Le Fonds monétaire international (FMI) a récemment prévu que les économies de l’Éthiopie et de l’Angola devraient dépasser le Kenya en termes de taille, affaiblissant potentiellement la capacité du Kenya à attirer des investisseurs avec son marché de consommation en croissance.
Selon le FMI, une croissance plus rapide du PIB en Angola et en Éthiopie verra le Kenya relégué à la cinquième place du classement économique de l’Afrique subsaharienne. Le Nigeria devrait rester la plus grande économie du continent, tandis que le retour à la croissance de l’Angola, lié à la hausse des prix du pétrole, a vu le pays dépasser le Kenya l’année dernière, mettant fin à des années de récession.
D’autre part, l’Éthiopie devrait remplacer le Kenya en quatrième position cette année, tirée par l’apaisement du conflit armé dans le pays et la poursuite d’ambitieux efforts de réforme économique visant à ouvrir l’une des économies les plus dynamiques mais les plus fermées d’Afrique.
Le FMI s’attend à ce que les économies de l’Éthiopie et de l’Angola enregistrent une croissance de 13,5 % et 8,6 %, respectivement, en termes de dollars cette année. Cependant, le Kenya devrait enregistrer une croissance plus lente de 2,4 % au cours de la période considérée alors que le pays est aux prises avec les contrecoups de la pandémie de Covid-19, la sécheresse, la frousse des élections et la perturbation des chaînes d’approvisionnement mondiales par la guerre russo-ukrainienne.
Il convient de noter que la relégation du Kenya à la cinquième position affaiblira sa main dans la course aux investissements directs étrangers (IDE), qui est essentiel pour atténuer le chômage croissant des jeunes sur le continent. Jusqu’à présent, l’Afrique du Sud et l’Éthiopie ont mieux réussi que le Kenya à attirer les investissements étrangers, les investisseurs visant une population qui a plus d’argent à dépenser. Le FMI prévoit que le PIB du Kenya atteindra 117,6 milliards de dollars cette année, derrière le Nigeria (574 milliards de dollars), l’Afrique du Sud (422 milliards de dollars), l’Angola (135 milliards de dollars) et l’Éthiopie (126,2 milliards de dollars).

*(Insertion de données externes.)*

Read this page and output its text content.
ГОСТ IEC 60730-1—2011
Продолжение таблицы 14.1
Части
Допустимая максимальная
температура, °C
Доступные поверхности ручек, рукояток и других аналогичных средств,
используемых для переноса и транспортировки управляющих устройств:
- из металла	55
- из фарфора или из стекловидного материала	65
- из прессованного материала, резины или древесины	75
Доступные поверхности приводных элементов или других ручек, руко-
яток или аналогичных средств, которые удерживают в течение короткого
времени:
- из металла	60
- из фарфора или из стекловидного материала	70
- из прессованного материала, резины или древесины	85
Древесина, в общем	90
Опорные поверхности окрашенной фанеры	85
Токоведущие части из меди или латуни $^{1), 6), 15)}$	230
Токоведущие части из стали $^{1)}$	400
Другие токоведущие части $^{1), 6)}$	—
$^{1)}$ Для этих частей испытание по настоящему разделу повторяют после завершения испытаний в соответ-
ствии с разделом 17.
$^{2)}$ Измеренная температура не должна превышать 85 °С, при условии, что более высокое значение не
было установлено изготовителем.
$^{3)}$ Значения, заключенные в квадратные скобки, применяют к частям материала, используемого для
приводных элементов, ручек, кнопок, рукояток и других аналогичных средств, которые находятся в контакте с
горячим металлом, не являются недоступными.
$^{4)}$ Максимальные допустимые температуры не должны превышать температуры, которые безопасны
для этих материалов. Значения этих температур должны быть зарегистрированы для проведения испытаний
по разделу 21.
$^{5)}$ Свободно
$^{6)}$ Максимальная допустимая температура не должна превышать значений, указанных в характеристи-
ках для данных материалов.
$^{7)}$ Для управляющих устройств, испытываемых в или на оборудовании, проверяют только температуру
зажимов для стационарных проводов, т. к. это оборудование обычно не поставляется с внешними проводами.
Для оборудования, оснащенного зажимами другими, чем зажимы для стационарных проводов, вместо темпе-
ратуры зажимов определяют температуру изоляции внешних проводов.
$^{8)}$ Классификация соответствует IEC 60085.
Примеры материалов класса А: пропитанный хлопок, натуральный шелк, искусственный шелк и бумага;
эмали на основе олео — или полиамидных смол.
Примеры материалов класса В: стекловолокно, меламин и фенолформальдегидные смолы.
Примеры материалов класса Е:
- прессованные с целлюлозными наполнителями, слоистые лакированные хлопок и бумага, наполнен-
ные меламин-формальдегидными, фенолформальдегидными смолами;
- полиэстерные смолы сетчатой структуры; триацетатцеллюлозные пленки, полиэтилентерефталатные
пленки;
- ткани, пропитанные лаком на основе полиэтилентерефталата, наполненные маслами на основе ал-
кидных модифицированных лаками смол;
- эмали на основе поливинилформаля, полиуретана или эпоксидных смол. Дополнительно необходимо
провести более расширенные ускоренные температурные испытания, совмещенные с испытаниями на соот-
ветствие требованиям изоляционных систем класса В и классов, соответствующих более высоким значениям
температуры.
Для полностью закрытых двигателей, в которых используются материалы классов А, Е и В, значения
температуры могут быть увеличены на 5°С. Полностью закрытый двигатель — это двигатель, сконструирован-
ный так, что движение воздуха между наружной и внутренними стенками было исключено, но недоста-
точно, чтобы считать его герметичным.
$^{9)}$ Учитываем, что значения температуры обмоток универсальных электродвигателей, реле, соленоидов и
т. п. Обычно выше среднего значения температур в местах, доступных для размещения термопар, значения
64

Les entreprises multinationales s’intéressent de plus en plus à l’Afrique en tant que marché offrant de nombreuses opportunités, des téléphones mobiles, des voitures, de la nourriture et des vêtements aux services financiers et aux divertissements, alors que des millions d’Africains aspirent à sortir de la pauvreté généralisée.
L’Angola, riche en pétrole, reprendra sa troisième position, qu’il a perdue au profit du Kenya en 2020 après des années de contraction en raison d’une chute des prix du pétrole. Selon l’OPEP, l’Angola est le deuxième producteur de pétrole du continent après le Nigeria, tandis que les données du Processus de Kimberley le classent au septième rang mondial des producteurs de diamants bruts. Après cinq ans de récession, le PIB de l’Angola a augmenté de 0,7 % en 2021, selon la Banque mondiale.